Specifically, before evaluating the navigation constellation STPN model, assuming that the reliability of the satellite is 0.6 when the satellite reaches the end of its lifetime of 10 years, and the stochastic malfunction of the satellite follows a Weibull distribution, and the loss malfunction follows a normal distribution, a reliability model of the navigation satellite is constructed:

$\begin{array}{cc}R\left(t\right)=e^{-{\left(t/\alpha \right)}^{\beta }}·\underset{t}{\overset{\infty }{\int }}\frac{1}{\sqrt{2\pi }\sigma }{e}^{\frac{{\left(t-\mu \right)}^2}{2{\sigma }^2}}\mathrm{dt}& \left(1\right)\end{array}$

wherein, α is a scale parameter; β is a shape parameter; μ is a mean value; σ is a standard deviation; and t is working time of the satellite.

According to lifetime design requirements and actual operating conditions of the navigation satellites, assuming that the parameters of the Weibull distribution and the normal distribution are as shown in Table 5. Since the model is assumed to complete a satellite deployment every 4 months, the reliability of each satellite on orbit when the system completes the netting can be obtained. The reliability of the satellite as a function of time is as shown in FIG. 5. It can be seen from FIG. 5 that the earlier the satellite is launched, the lower the reliability of the system at the beginning of operation is, and the reliability is relatively stable during the lifetime, but it drops sharply after the end of lifetime.

TABLE 5
Parameter          Value/year
Scale parameter    33.8
Shape parameter    1.46
Mean value         10.6
Standard deviation 1.1

The type and rate parameters of other time transitions in the model are as shown in Table 6.

TABLE 6
Transition	Type	Parameter/hour	Transition	Type	Parameter/hour
T114	Exponential	λ = 1.1e−4	T104	Determination	t = 2160
	distribution			distribution
T115	Determination	t = 12	T01	Determination	t = 8760
	distribution			distribution
T116	Poisson	λ = 4.6e−5	T02	Determination	t = 17520
	distribution			distribution
T117	Determination	t = 3	T05	Determination	t = 1080
	distribution			distribution
T111, T121,	Determination	t = 168	T07	Determination	t = 4
T141, T151,	distribution			distribution
T161, T171
and T181

Based on this, assuming that the simulation time is 10 years and the launch success rate is 0.97, the 10³ simulations are conducted on the navigation constellation STPN model with different spare strategies according to the Monte Carlo method. The simulation results are as follows:

(1) Analysis of Ground Spare Strategies

A ground spare strategy means that when the satellites in the constellation fail, the net will be supplemented by launching satellites from the ground, which belongs to an on-demand launch. The availability analysis is carried out for the case in which there are no on-orbit spare satellites and the number of spare satellites on the ground is 0 to 8. The results are as shown in FIG. 6.
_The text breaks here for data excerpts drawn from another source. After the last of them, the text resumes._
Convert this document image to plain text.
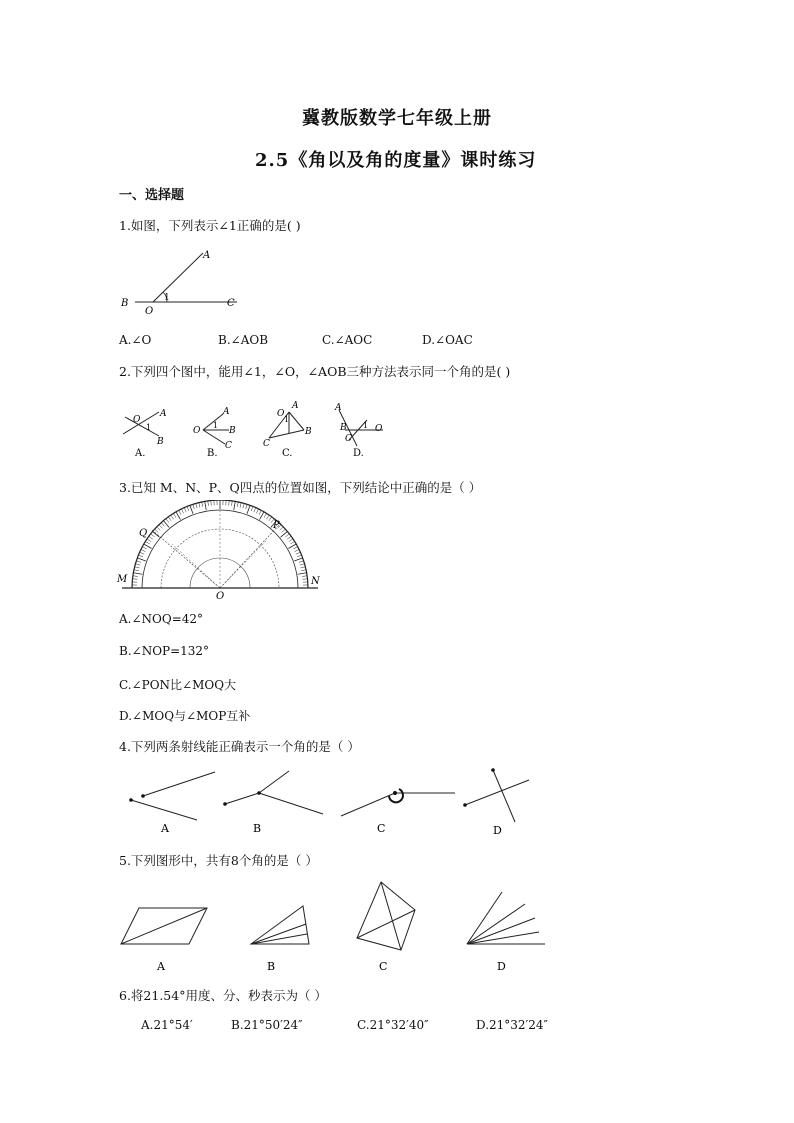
冀教版数学七年级上册
2.5《角以及角的度量》课时练习
一、选择题
1.如图，下列表示∠1正确的是( )
A
B
O
C
1
A.∠O	B.∠AOB	C.∠AOC	D.∠OAC
2.下列四个图中，能用∠1，∠O，∠AOB三种方法表示同一个角的是( )
O
A
B
1
A.
O
A
B
C
1
B.
O
A
B
C
1
C.
A
B
C
O
1
D.
3.已知 M、N、P、Q四点的位置如图，下列结论中正确的是（ ）
Q
P
M	N
O
A.∠NOQ=42°
B.∠NOP=132°
C.∠PON比∠MOQ大
D.∠MOQ与∠MOP互补
4.下列两条射线能正确表示一个角的是（ ）
A	B	C	D
5.下列图形中，共有8个角的是（ ）
A	B	C	D
6.将21.54°用度、分、秒表示为（ ）
A.21°54′	B.21°50′24″	C.21°32′40″	D.21°32′24″
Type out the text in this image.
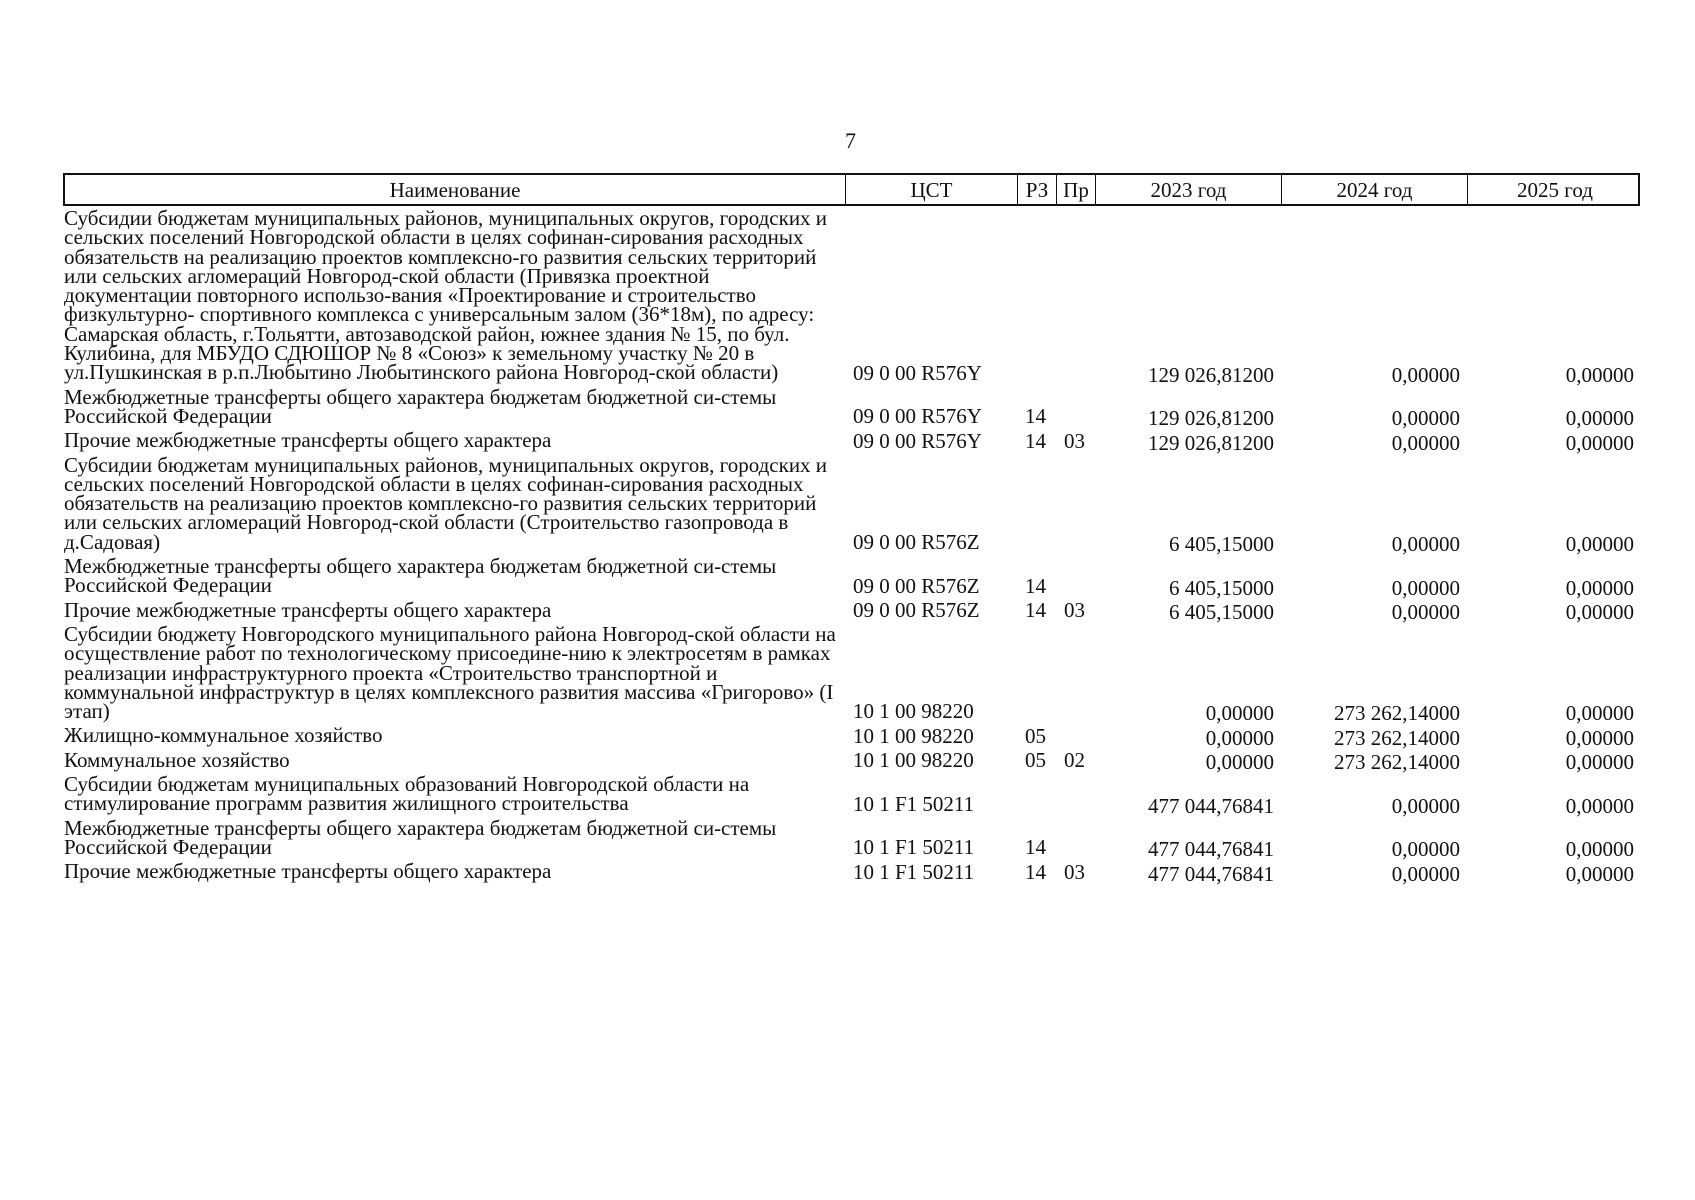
7
Наименование	ЦСТ	РЗ Пр	2023 год	2024 год	2025 год
Субсидии бюджетам муниципальных районов, муниципальных округов, городских и сельских поселений Новгородской области в целях софинан-сирования расходных обязательств на реализацию проектов комплексно-го развития сельских территорий или сельских агломераций Новгород-ской области (Привязка проектной документации повторного использо-вания «Проектирование и строительство физкультурно- спортивного комплекса с универсальным залом (36*18м), по адресу: Самарская область, г.Тольятти, автозаводской район, южнее здания № 15, по бул. Кулибина, для МБУДО СДЮШОР № 8 «Союз» к земельному участку № 20 в ул.Пушкинская в р.п.Любытино Любытинского района Новгород-ской области)	09 0 00 R576Y	129 026,81200	0,00000	0,00000
Межбюджетные трансферты общего характера бюджетам бюджетной си-стемы Российской Федерации	09 0 00 R576Y	14	129 026,81200	0,00000	0,00000
Прочие межбюджетные трансферты общего характера	09 0 00 R576Y	14 03	129 026,81200	0,00000	0,00000
Субсидии бюджетам муниципальных районов, муниципальных округов, городских и сельских поселений Новгородской области в целях софинан-сирования расходных обязательств на реализацию проектов комплексно-го развития сельских территорий или сельских агломераций Новгород-ской области (Строительство газопровода в д.Садовая)	09 0 00 R576Z	6 405,15000	0,00000	0,00000
Межбюджетные трансферты общего характера бюджетам бюджетной си-стемы Российской Федерации	09 0 00 R576Z	14	6 405,15000	0,00000	0,00000
Прочие межбюджетные трансферты общего характера	09 0 00 R576Z	14 03	6 405,15000	0,00000	0,00000
Субсидии бюджету Новгородского муниципального района Новгород-ской области на осуществление работ по технологическому присоедине-нию к электросетям в рамках реализации инфраструктурного проекта «Строительство транспортной и коммунальной инфраструктур в целях комплексного развития массива «Григорово» (I этап)	10 1 00 98220	0,00000	273 262,14000	0,00000
Жилищно-коммунальное хозяйство	10 1 00 98220	05	0,00000	273 262,14000	0,00000
Коммунальное хозяйство	10 1 00 98220	05 02	0,00000	273 262,14000	0,00000
Субсидии бюджетам муниципальных образований Новгородской области на стимулирование программ развития жилищного строительства	10 1 F1 50211	477 044,76841	0,00000	0,00000
Межбюджетные трансферты общего характера бюджетам бюджетной си-стемы Российской Федерации	10 1 F1 50211	14	477 044,76841	0,00000	0,00000
Прочие межбюджетные трансферты общего характера	10 1 F1 50211	14 03	477 044,76841	0,00000	0,00000
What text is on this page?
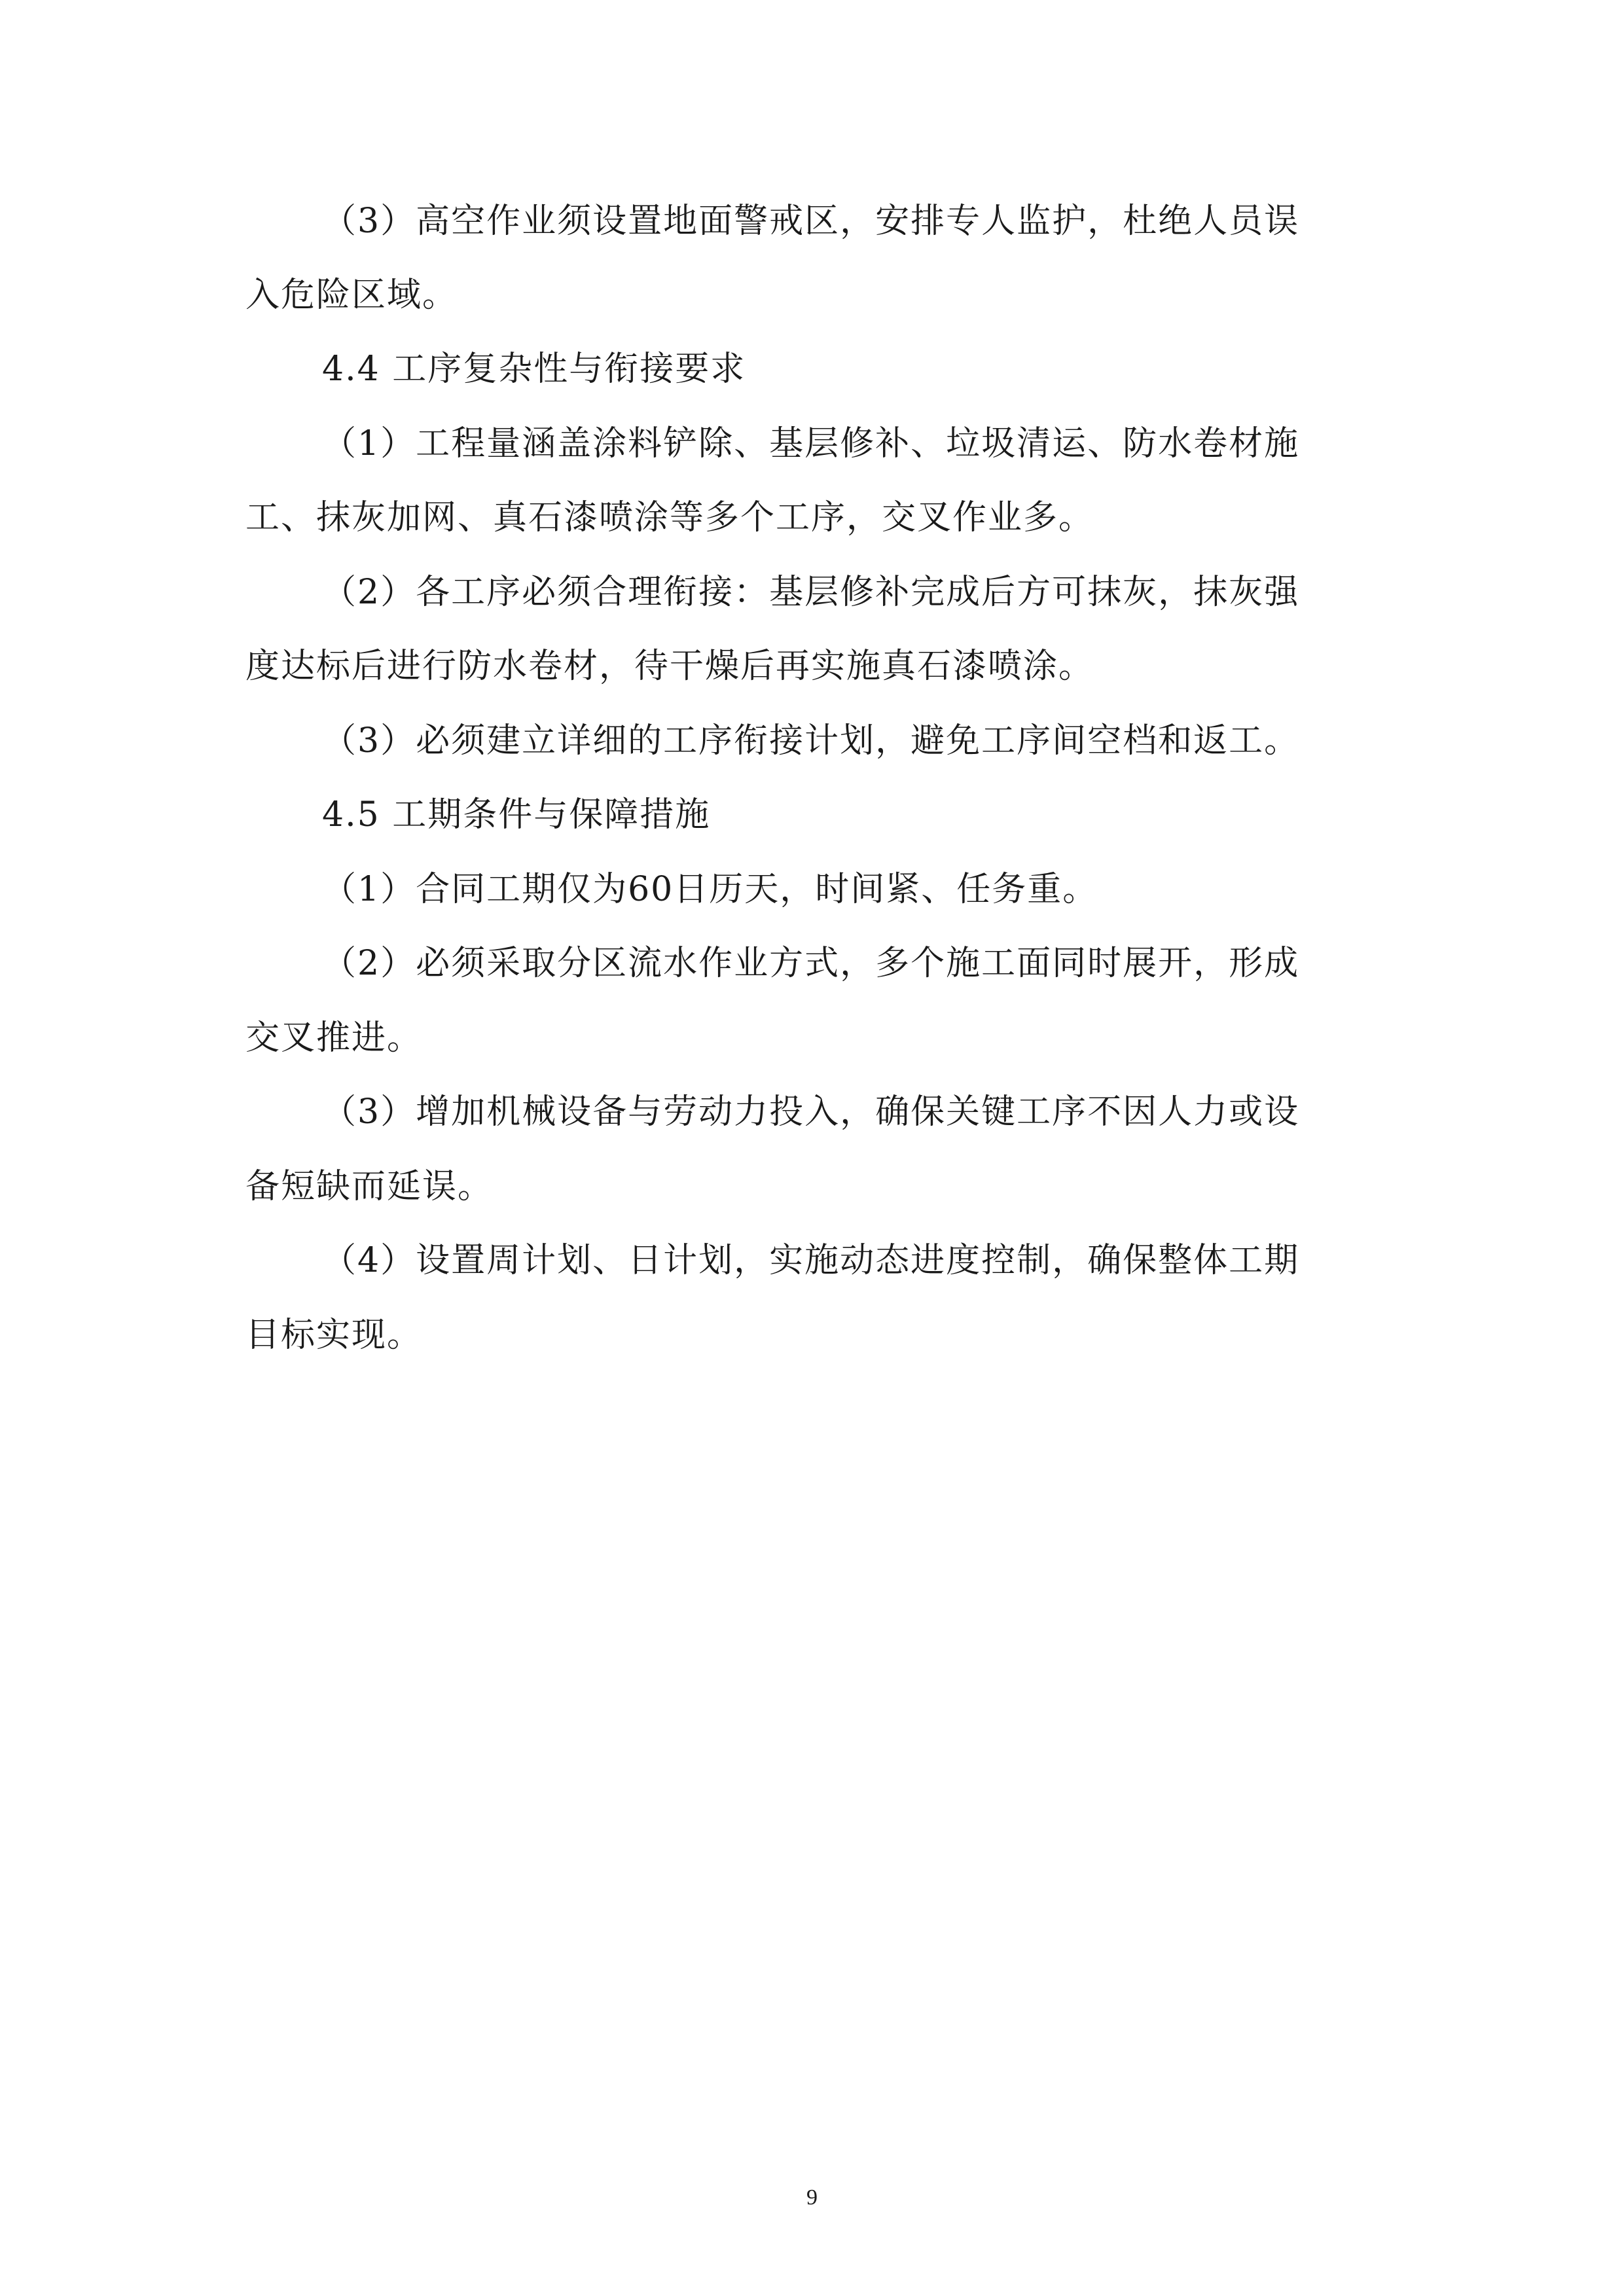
（3）高空作业须设置地面警戒区，安排专人监护，杜绝人员误

入危险区域。

4.4 工序复杂性与衔接要求

（1）工程量涵盖涂料铲除、基层修补、垃圾清运、防水卷材施

工、抹灰加网、真石漆喷涂等多个工序，交叉作业多。

（2）各工序必须合理衔接：基层修补完成后方可抹灰，抹灰强

度达标后进行防水卷材，待干燥后再实施真石漆喷涂。

（3）必须建立详细的工序衔接计划，避免工序间空档和返工。

4.5 工期条件与保障措施

（1）合同工期仅为60日历天，时间紧、任务重。

（2）必须采取分区流水作业方式，多个施工面同时展开，形成

交叉推进。

（3）增加机械设备与劳动力投入，确保关键工序不因人力或设

备短缺而延误。

（4）设置周计划、日计划，实施动态进度控制，确保整体工期

目标实现。

9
It can be seen from FIG. 6 that when no spare strategy is adopted, that is, when the number of spare satellites on the ground is 0, the probabilities of the constellation getting to the S₁ and S₂ states are only 82.51% and 88.43%, respectively, which cannot meet the requirements on the performance of the constellation. When the number of spare satellites increases, the probabilities of getting to the S₁ and S₂ states are greatly improved compared with the case without spare satellites. At the same time, with the number of spare satellites increasing, the probability also gradually increases. Furthermore, when the number of spare satellites reaches 4, the probability tends to be stable. When the number of spare satellites is finally 8, the probabilities are 89.01% and 93.01%, respectively, both of which do not achieve the design requirements. Therefore, in the case that spare satellites on the ground are only considered, the performance requirement of the average service availability being greater than or equal to 95% cannot be achieved.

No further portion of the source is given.